Abdul ben Hixen ya pidió con ruegos, ya ordenó con furia que le matasen a los cuatro soldados fieles que estaban cerca de él, al médico impasible y al jefe de los eunucos que le miraba lleno de asombro y temblaba como un azogado.
El profundo respeto que el rey infundía no consintió que ninguno de sus cuatro guardias cumpliese sus órdenes ni accediese a sus ruegos.
—Carecéis de valor —dijo entonces— para ser misericordiosos conmigo. Yo supliré el valor que os falta. Así os daré ejemplo para que os mostréis dignos de mí, para que impidáis que caigan vivas mis mujeres en poder de esa canalla infame, para que no insulten mi cadáver y para que todo, si es posible, sea presa de las llamas.
Sin oír ni aguardar contestación alguna, Abdul ben Hixen desenvainó con rapidez el acicalado yatagán de doble filo que de rico talabarte le pendía, fijó en el suelo la costosa empuñadura, cuajada de diamantes y esmeraldas, y poniéndose en el pecho la agudísima punta, se arrojó encima con tal ímpetu que se traspasó y destrozó las entrañas con la ancha hoja, quedando muerto en el acto.
El astuto médico, con previsora serenidad y sin ninguna gana de acabar también trágicamente, desapareció como por ensalmo, yéndose por el lado opuesto al harén y escondiéndose donde pudo. Oportunísima fue la fuga. El entusiasmo heroico y destructor de los cuatro eunucos rayó en delirio y no tuvo límites al ver muerto y en medio de una charca de sangre a su querido y augusto amo.

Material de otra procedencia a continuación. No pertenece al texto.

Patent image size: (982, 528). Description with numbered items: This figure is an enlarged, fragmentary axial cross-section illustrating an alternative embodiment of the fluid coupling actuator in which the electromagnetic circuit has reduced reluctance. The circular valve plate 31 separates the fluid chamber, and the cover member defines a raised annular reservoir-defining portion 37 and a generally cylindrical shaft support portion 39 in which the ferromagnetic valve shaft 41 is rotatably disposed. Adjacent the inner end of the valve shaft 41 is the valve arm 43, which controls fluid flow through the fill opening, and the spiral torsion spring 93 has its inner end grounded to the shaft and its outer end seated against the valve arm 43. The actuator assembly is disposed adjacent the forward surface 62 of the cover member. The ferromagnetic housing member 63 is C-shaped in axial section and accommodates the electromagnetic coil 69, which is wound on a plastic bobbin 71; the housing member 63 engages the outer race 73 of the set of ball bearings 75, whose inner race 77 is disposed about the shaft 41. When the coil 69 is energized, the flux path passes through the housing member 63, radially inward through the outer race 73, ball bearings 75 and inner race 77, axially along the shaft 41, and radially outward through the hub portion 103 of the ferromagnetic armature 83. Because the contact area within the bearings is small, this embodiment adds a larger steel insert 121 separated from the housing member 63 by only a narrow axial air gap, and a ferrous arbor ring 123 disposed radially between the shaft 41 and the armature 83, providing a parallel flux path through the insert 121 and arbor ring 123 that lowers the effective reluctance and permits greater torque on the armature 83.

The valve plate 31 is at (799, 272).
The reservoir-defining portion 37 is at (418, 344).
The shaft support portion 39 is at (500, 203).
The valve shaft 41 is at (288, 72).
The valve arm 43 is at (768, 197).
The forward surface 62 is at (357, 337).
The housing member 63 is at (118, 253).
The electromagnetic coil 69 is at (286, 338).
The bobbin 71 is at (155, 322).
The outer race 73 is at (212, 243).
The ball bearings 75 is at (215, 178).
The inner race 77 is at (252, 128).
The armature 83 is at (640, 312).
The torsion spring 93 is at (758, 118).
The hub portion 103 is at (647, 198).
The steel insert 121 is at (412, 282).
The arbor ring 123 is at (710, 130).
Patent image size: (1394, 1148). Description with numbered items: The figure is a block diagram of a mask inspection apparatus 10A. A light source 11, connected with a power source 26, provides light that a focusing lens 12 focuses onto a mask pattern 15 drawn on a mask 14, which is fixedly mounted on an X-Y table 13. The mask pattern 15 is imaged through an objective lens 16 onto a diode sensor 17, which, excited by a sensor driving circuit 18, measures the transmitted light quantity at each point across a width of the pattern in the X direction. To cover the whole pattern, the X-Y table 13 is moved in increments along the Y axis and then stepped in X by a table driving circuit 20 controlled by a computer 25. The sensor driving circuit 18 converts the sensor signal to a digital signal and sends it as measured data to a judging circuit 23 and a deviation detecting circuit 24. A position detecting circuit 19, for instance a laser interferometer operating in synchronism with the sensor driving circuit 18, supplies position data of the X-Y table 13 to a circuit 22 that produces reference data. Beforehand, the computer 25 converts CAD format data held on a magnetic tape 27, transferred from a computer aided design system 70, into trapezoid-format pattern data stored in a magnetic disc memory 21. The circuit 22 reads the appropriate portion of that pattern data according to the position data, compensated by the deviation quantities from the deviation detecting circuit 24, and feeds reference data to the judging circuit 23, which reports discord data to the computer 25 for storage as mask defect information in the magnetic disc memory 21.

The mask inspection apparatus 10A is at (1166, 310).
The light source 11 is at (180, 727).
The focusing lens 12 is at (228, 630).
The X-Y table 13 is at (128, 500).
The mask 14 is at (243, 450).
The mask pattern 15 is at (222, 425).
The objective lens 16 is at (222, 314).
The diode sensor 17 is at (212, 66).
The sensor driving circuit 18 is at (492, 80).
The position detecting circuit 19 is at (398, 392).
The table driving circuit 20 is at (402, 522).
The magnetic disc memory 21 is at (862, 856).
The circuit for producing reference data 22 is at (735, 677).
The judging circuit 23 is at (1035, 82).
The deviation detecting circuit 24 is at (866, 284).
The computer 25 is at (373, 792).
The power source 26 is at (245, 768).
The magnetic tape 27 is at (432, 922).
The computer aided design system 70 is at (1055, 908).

Se creyeron en la obligación de matar y de incendiar y era menester cumplir con ella.
El jefe de los eunucos la facilitó por lo que a él tocaba. El espanto le sobrecogió de tal suerte, que, desfigurado su rugoso y pálido rostro por horrible mueca, torcida y muy abierta la boca como para exhalar a escape el último aliento, desencajados los ojos y dilatadas las pupilas, se desplomó sin vida en el suelo.
Los eunucos hacinaron telas, papeles, muebles, cuantos objetos consideraron más combustibles, alzándolos en montón contra la pared de la espléndida sala, cubierta de sedas del Catay y de chales y tapices de Cachemira, y cuya artesonada techumbre era de nácar, concha, sándalo, cedro y otras preciosas maderas que en delicados embutidos y en linda taracea se combinaban.